Performance analysis of the matched subspace detector in the presence of signal-dependent interference for MIMO radar

• Published in: Signal processing Vol. 176; p. 107709
• Main Authors: Ghasemi, Zahra, Derakhtian, Mostafa
• Format: Journal Article
• Language: English
• Published: Elsevier B.V 01.11.2020
• Subjects: Diversity gain; Interference region; MIMO radar; Nulling approach; Probability of miss; Signaling loss; Signaling loss; Probability of miss; Interference region; MIMO radar; Diversity gain; Nulling approach
• ISSN: 0165-1684
• DOI: 10.1016/j.sigpro.2020.107709

•We consider the performance analysis of the subspace detector for MIMO radar.•We derive the conditions for maximum diversity gain of the detector.•We derive the approximated form of the probability of miss at high SNR.•We introduce the signaling loss concept.•We derive analytically the detection performance loss of quasi-optimal signals. For a statistical multiple-input multiple-output (MIMO) radar, we investigate the maximum achievable diversity gain and the minimum possible probability of miss detection and the conditions of achieving those at sufficiently high signal-to-noise ratio (SNR) when the matched subspace detector is employed in the presence of signal-dependent interference. In addition to linear dependence between target returns at each receiver, we show that linear dependence between target and interference subspaces reduces the diversity gain when the matched subspace detector is employed. We derive the approximated form of the probability of miss and introduce the signaling loss concept based on it.
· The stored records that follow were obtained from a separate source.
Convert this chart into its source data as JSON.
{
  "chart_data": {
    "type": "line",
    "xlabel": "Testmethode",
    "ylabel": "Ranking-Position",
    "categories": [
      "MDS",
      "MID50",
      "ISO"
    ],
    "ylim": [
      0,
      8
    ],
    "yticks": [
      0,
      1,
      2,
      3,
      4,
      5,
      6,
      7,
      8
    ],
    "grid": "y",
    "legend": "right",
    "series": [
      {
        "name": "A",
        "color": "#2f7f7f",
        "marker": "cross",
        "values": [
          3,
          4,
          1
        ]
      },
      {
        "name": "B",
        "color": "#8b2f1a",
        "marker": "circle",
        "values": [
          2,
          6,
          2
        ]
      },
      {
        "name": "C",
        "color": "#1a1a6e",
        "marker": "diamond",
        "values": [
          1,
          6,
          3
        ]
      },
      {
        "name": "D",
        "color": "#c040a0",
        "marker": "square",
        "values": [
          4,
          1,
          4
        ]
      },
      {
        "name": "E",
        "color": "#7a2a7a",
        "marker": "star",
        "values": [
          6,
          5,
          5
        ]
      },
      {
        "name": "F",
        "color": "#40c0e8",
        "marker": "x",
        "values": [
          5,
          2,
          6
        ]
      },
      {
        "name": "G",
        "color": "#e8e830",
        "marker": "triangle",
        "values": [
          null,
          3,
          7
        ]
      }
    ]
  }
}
We show that the probability of miss is minimized at high SNR when not only is the diversity gain maximized, but the signaling loss is also minimized. Then, we use the signaling loss corresponding to the maximum diversity gain as a novel design metric for designing signals and minimizing the probability of miss at sufficiently high SNR in statistical MIMO radar. Due to the fact that designing the optimal signals is challenging, we derive analytically the detection performance loss of quasi-optimal signals by employing the signaling loss concept.